Campaigners prepare the ground for a new - and different - public vote on Brexit.

The “People’s Voice” initiative today publishes its first report about how voters from both sides of the Brexit debate can work together to address challenges they share and learn the lessons of the last referendum.

The findings, which map out some of the common ground occupied by people in all parts of the country, come as more and more MPs conclude it is the only way to secure a lasting settlement on Brexit.

Launched in January by Jess Phillips MP in Birmingham, the People’s Voice initiative has since held meetings in towns and cities ranging from Grimsby and Sunderland to Exeter.

Conversations have brought together people who voted both leave and remain to discuss the deep-rooted problems facing them, their families and communities which they feel are being ignored by mainstream politics.

The People’s Voice has heard from thousands of voters through an online consultation, and hundreds more have had their say at events across the country involving local MPs, employers, community leaders and young people.

MPs including Jess Phillips (Birmingham Yardley), Rachel Reeves (Leeds West), Bridget Phillipson (Houghton and Sunderland South), Ben Bradshaw (Exeter), Caroline Lucas (Brighton Pavilion), and Jo Swinson (East Dunbartonshire) have taken part so far.

Contributors from across the country told the People’s Voice of the towering challenges they fear face the nation, including a decline of patriotism, rising inequality and insecure work. The initiative shone a light on people’s frustration with falsehoods propagated by both old and new media, the absence of shared facts, as well as the Remain campaign’s “project fear” or the undeliverable promises of the Leave campaign.


Bridget Phillipson, Labour MP for Houghton and Sunderland South, said:

“A new public vote on Brexit can and must be different to 2016. People are crying out for a more respectful, honest conversation about this whole issue. The People’s Voice event I held in Sunderland proved that when we bring people from all sides of the Brexit debate together, it needn’t turn acrimonious, we can agree on the facts and the challenges our country faces even if we disagree on the solutions.

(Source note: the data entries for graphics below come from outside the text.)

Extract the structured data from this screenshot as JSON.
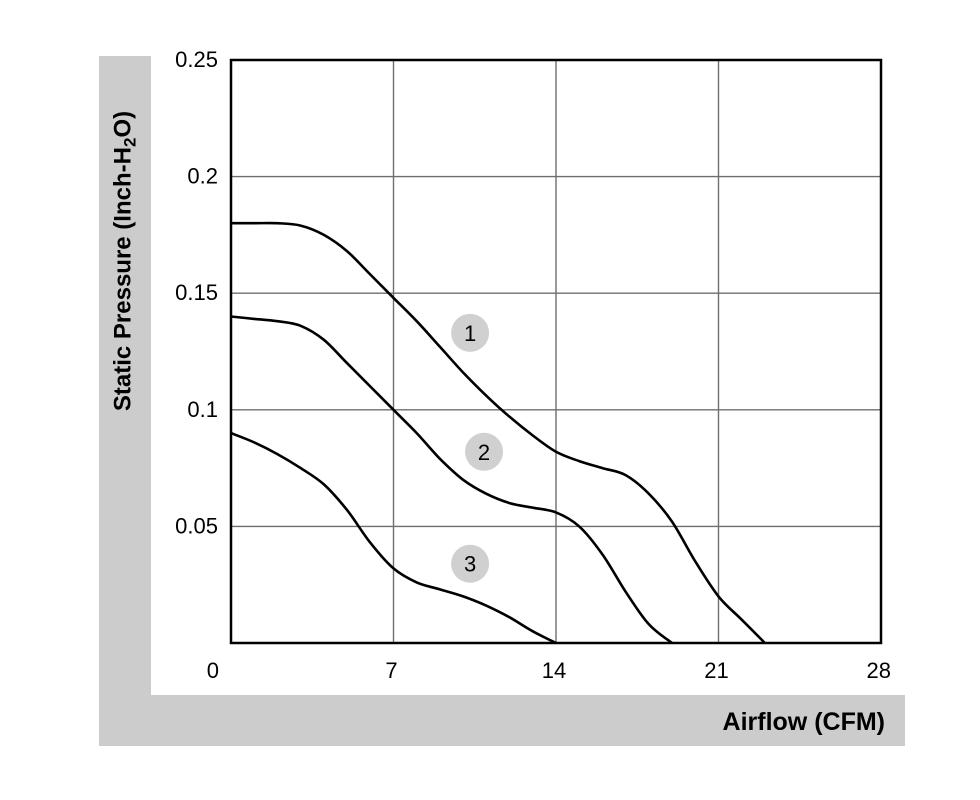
{
  "chart_data": {
    "type": "line",
    "xlabel": "Airflow (CFM)",
    "ylabel_main": "Static Pressure (Inch-H",
    "ylabel_sub": "2",
    "ylabel_tail": "O)",
    "xlim": [
      0,
      28
    ],
    "ylim": [
      0,
      0.25
    ],
    "x_ticks": [
      "0",
      "7",
      "14",
      "21",
      "28"
    ],
    "y_ticks": [
      "0.25",
      "0.2",
      "0.15",
      "0.1",
      "0.05"
    ],
    "grid": true,
    "series": [
      {
        "name": "1",
        "x": [
          0,
          1,
          2,
          3,
          4,
          5,
          6,
          7,
          8,
          9,
          10,
          11,
          12,
          13,
          14,
          15,
          16,
          17,
          18,
          19,
          20,
          21,
          22,
          23
        ],
        "y": [
          0.18,
          0.18,
          0.18,
          0.179,
          0.175,
          0.168,
          0.158,
          0.148,
          0.138,
          0.127,
          0.116,
          0.106,
          0.097,
          0.089,
          0.082,
          0.078,
          0.075,
          0.072,
          0.064,
          0.052,
          0.035,
          0.02,
          0.01,
          0.0
        ]
      },
      {
        "name": "2",
        "x": [
          0,
          1,
          2,
          3,
          4,
          5,
          6,
          7,
          8,
          9,
          10,
          11,
          12,
          13,
          14,
          15,
          16,
          17,
          18,
          19
        ],
        "y": [
          0.14,
          0.139,
          0.138,
          0.136,
          0.13,
          0.12,
          0.11,
          0.1,
          0.09,
          0.079,
          0.07,
          0.064,
          0.06,
          0.058,
          0.056,
          0.05,
          0.038,
          0.022,
          0.008,
          0.0
        ]
      },
      {
        "name": "3",
        "x": [
          0,
          1,
          2,
          3,
          4,
          5,
          6,
          7,
          8,
          9,
          10,
          11,
          12,
          13,
          14
        ],
        "y": [
          0.09,
          0.086,
          0.081,
          0.075,
          0.068,
          0.057,
          0.043,
          0.032,
          0.026,
          0.023,
          0.02,
          0.016,
          0.011,
          0.005,
          0.0
        ]
      }
    ],
    "curve_labels": [
      {
        "text": "1",
        "x": 10.3,
        "y": 0.133
      },
      {
        "text": "2",
        "x": 10.9,
        "y": 0.082
      },
      {
        "text": "3",
        "x": 10.3,
        "y": 0.034
      }
    ]
  }
}
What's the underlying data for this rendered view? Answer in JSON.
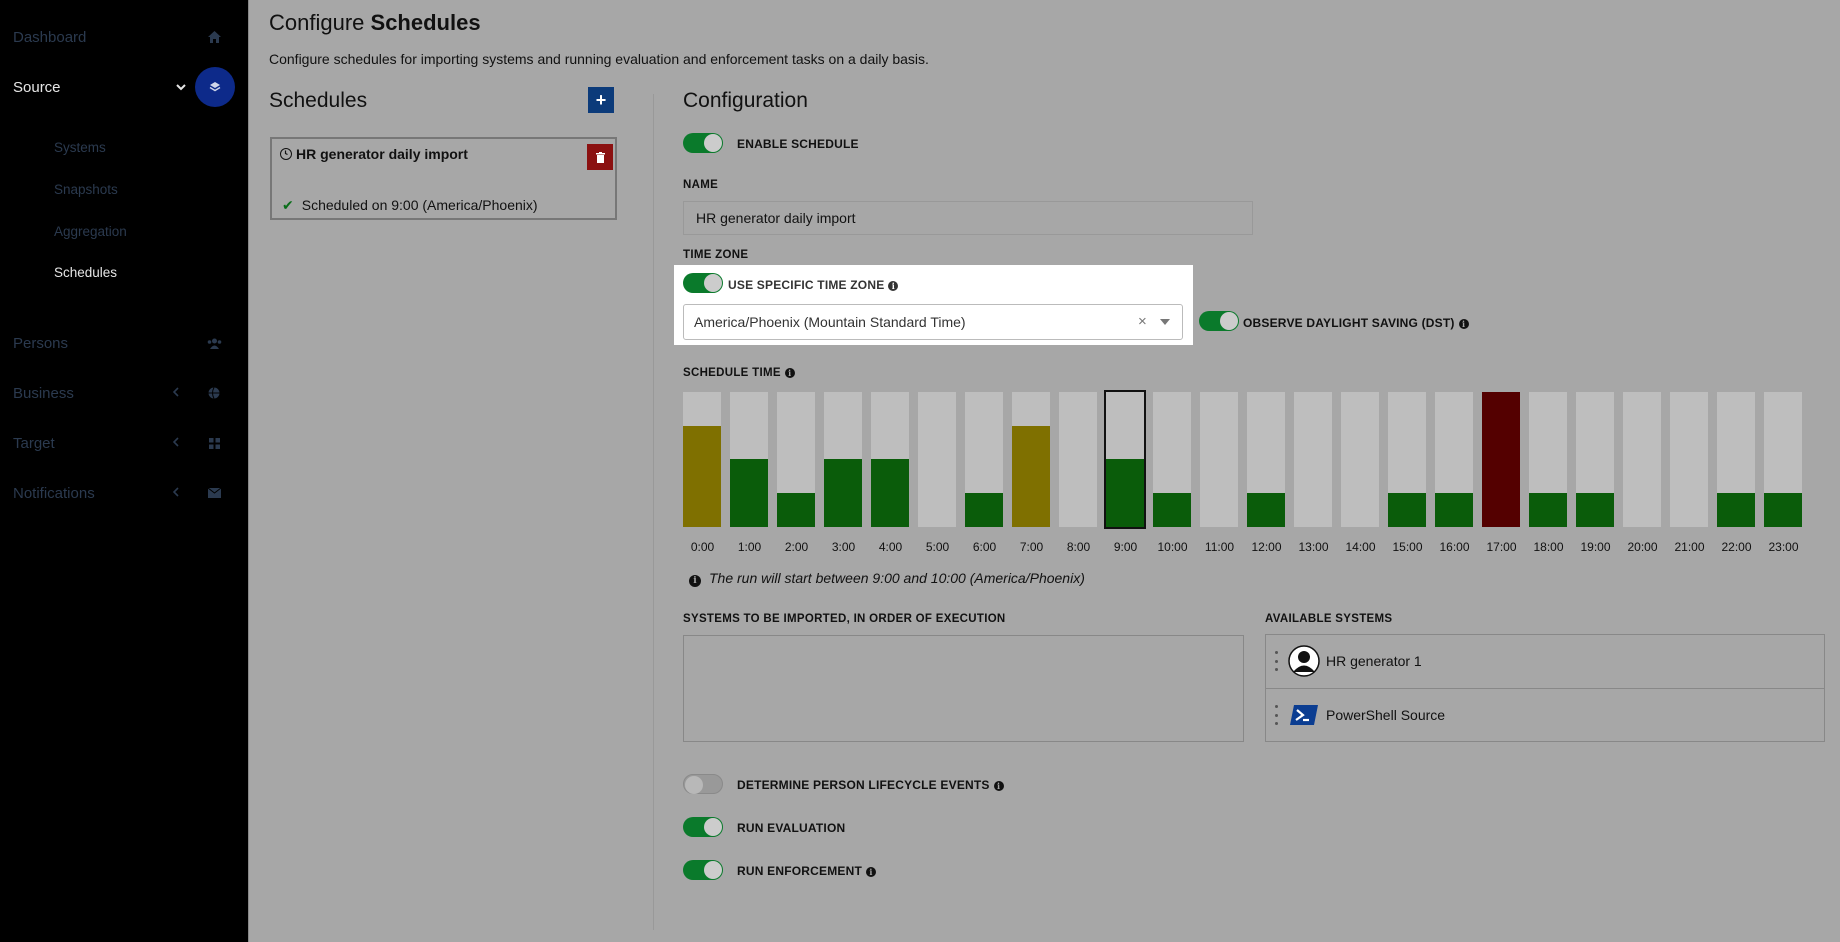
{
  "sidebar": {
    "items": [
      {
        "label": "Dashboard",
        "icon": "home-icon"
      },
      {
        "label": "Source",
        "icon": "layers-icon"
      },
      {
        "label": "Persons",
        "icon": "users-icon"
      },
      {
        "label": "Business",
        "icon": "globe-icon"
      },
      {
        "label": "Target",
        "icon": "grid-icon"
      },
      {
        "label": "Notifications",
        "icon": "envelope-icon"
      }
    ],
    "source_sub_items": [
      "Systems",
      "Snapshots",
      "Aggregation",
      "Schedules"
    ],
    "active_sub_item": "Schedules"
  },
  "page": {
    "title_prefix": "Configure",
    "title_bold": "Schedules",
    "description": "Configure schedules for importing systems and running evaluation and enforcement tasks on a daily basis."
  },
  "schedules": {
    "heading": "Schedules",
    "add_label": "+",
    "card": {
      "title": "HR generator daily import",
      "status": "Scheduled on 9:00 (America/Phoenix)"
    }
  },
  "config": {
    "heading": "Configuration",
    "enable_schedule": {
      "label": "ENABLE SCHEDULE",
      "on": true
    },
    "name_label": "NAME",
    "name_value": "HR generator daily import",
    "time_zone_label": "TIME ZONE",
    "use_specific_tz": {
      "label": "USE SPECIFIC TIME ZONE",
      "on": true
    },
    "tz_value": "America/Phoenix (Mountain Standard Time)",
    "tz_clear": "×",
    "dst": {
      "label": "OBSERVE DAYLIGHT SAVING (DST)",
      "on": true
    },
    "schedule_time_label": "SCHEDULE TIME",
    "run_note": "The run will start between 9:00 and 10:00 (America/Phoenix)",
    "systems_to_import_label": "SYSTEMS TO BE IMPORTED, IN ORDER OF EXECUTION",
    "available_systems_label": "AVAILABLE SYSTEMS",
    "available_systems": [
      {
        "name": "HR generator 1",
        "icon": "user-silhouette-icon"
      },
      {
        "name": "PowerShell Source",
        "icon": "powershell-icon"
      }
    ],
    "lifecycle": {
      "label": "DETERMINE PERSON LIFECYCLE EVENTS",
      "on": false
    },
    "run_evaluation": {
      "label": "RUN EVALUATION",
      "on": true
    },
    "run_enforcement": {
      "label": "RUN ENFORCEMENT",
      "on": true
    }
  },
  "chart_data": {
    "type": "bar",
    "categories": [
      "0:00",
      "1:00",
      "2:00",
      "3:00",
      "4:00",
      "5:00",
      "6:00",
      "7:00",
      "8:00",
      "9:00",
      "10:00",
      "11:00",
      "12:00",
      "13:00",
      "14:00",
      "15:00",
      "16:00",
      "17:00",
      "18:00",
      "19:00",
      "20:00",
      "21:00",
      "22:00",
      "23:00"
    ],
    "values": [
      0.75,
      0.5,
      0.25,
      0.5,
      0.5,
      0,
      0.25,
      0.75,
      0,
      0.5,
      0.25,
      0,
      0.25,
      0,
      0,
      0.25,
      0.25,
      1.0,
      0.25,
      0.25,
      0,
      0,
      0.25,
      0.25
    ],
    "levels": [
      "yellow",
      "green",
      "green",
      "green",
      "green",
      "none",
      "green",
      "yellow",
      "none",
      "green",
      "green",
      "none",
      "green",
      "none",
      "none",
      "green",
      "green",
      "red",
      "green",
      "green",
      "none",
      "none",
      "green",
      "green"
    ],
    "colors": {
      "green": "#0a5c0a",
      "yellow": "#7f7000",
      "red": "#540000",
      "empty": "#bebebe"
    },
    "selected": "9:00",
    "ylim": [
      0,
      1
    ]
  }
}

“One of the tragedies of Brexit is that it has sucked all the oxygen from our political debate. For three years there has been a focus on little else but Europe, while our public services creak at the seams, child poverty rises and our industries lose confidence and cut jobs in the parts of the country that can least afford it. 

“I know there are divisions in this country and passionately held views on all sides of the Brexit debate, but I believe we’ll do far better talking about them than sweeping them under the carpet. A final say referendum can be different from 2016, it can start a conversation that’s long overdue about the things that really matter to this country.”

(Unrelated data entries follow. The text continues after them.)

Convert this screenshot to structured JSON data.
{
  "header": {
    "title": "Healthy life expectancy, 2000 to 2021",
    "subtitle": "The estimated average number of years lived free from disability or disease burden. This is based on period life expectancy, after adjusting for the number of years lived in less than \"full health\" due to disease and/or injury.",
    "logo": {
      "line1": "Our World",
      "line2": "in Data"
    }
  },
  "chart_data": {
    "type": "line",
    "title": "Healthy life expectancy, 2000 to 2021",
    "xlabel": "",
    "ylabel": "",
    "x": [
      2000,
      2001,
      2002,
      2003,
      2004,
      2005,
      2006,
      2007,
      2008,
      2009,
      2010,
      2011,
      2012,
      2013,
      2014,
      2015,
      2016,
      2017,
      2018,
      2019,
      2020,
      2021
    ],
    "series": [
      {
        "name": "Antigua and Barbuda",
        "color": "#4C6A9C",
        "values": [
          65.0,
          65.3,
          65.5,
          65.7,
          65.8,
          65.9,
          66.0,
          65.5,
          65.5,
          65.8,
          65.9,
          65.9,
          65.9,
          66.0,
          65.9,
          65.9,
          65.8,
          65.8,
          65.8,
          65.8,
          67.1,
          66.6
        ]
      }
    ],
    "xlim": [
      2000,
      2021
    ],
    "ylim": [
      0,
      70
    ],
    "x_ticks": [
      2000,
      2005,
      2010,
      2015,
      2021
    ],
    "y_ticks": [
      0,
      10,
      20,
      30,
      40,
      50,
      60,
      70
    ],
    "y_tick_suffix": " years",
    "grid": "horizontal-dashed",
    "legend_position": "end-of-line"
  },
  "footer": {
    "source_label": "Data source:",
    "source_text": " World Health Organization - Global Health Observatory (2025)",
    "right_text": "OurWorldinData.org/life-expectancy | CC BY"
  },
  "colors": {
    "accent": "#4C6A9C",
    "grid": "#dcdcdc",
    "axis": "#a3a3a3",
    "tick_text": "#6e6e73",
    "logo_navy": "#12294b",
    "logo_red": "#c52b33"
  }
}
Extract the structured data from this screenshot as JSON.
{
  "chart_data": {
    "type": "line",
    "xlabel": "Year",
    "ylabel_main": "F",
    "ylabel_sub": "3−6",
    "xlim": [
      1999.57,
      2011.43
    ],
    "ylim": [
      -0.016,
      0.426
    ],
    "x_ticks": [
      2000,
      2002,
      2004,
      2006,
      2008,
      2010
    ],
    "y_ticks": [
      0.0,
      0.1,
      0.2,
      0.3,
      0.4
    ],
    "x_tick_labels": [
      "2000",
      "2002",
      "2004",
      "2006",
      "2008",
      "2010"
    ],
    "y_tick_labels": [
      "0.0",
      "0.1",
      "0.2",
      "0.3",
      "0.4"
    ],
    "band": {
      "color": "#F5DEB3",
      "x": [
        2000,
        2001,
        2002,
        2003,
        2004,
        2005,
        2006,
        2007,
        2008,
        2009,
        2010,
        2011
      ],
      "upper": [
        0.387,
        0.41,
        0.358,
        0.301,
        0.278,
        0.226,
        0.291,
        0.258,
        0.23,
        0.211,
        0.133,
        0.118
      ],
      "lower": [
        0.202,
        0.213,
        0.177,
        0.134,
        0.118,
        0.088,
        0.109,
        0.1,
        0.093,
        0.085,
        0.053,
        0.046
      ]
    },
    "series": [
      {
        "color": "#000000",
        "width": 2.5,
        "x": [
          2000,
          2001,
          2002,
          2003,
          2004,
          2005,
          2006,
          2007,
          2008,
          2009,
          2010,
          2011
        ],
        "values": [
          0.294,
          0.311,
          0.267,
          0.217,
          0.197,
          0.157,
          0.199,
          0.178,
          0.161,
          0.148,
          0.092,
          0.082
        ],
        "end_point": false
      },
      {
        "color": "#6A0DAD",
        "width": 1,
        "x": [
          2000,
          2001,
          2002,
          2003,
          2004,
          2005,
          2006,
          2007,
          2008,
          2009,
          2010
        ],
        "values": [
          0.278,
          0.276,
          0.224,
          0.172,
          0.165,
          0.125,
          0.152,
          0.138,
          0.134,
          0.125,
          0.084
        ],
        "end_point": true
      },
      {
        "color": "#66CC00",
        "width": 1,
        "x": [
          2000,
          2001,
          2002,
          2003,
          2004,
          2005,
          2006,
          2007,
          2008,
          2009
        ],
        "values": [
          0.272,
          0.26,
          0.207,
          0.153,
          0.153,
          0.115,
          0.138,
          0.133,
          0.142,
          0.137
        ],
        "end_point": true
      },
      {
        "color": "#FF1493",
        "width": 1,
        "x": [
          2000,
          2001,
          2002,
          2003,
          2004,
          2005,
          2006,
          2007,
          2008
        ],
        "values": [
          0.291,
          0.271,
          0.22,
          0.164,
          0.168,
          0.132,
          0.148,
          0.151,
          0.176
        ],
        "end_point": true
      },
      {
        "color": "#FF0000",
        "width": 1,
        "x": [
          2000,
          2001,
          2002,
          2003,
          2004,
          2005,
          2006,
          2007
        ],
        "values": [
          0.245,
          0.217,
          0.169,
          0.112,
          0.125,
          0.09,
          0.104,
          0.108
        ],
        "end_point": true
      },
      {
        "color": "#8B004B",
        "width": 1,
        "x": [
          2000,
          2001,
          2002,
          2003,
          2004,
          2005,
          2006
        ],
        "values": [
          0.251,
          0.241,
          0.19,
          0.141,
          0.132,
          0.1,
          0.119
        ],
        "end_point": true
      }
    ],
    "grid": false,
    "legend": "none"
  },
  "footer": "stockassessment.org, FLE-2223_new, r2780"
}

Andrew Cooper, Group Board Director of Populus and pollster for the 2016 Stronger In campaign.  said:

“The 2016 referendum left a bad taste in the mouth. Fake news, project fear and undeliverable promises damaged trust in politics and were a chief cause of the chaotic, never-ending Brexit process to which the nation has since been subjected.

“Those campaigning to stay in the EU cannot be tin-eared to the towering challenges faced by so many people and communities across the UK. There are very good reasons why people voted for Brexit, a successful remain campaign will have to convince them that these challenges are best fixed working within, not outside, the EU.

“And we need to find a way to agree on some shared facts. A new referendum has the big advantage that it will test a specific Brexit deal against staying in the EU, so the trade offs will be clearer. But even so politicians and campaigners have a responsibility to treat facts with more respect.”


The People’s Voice initiative is set to continue with more events around the country, focussing on areas that voted heavily to leave. Locations being considered include Leigh, Luton and Islwyn (Welsh Valleys).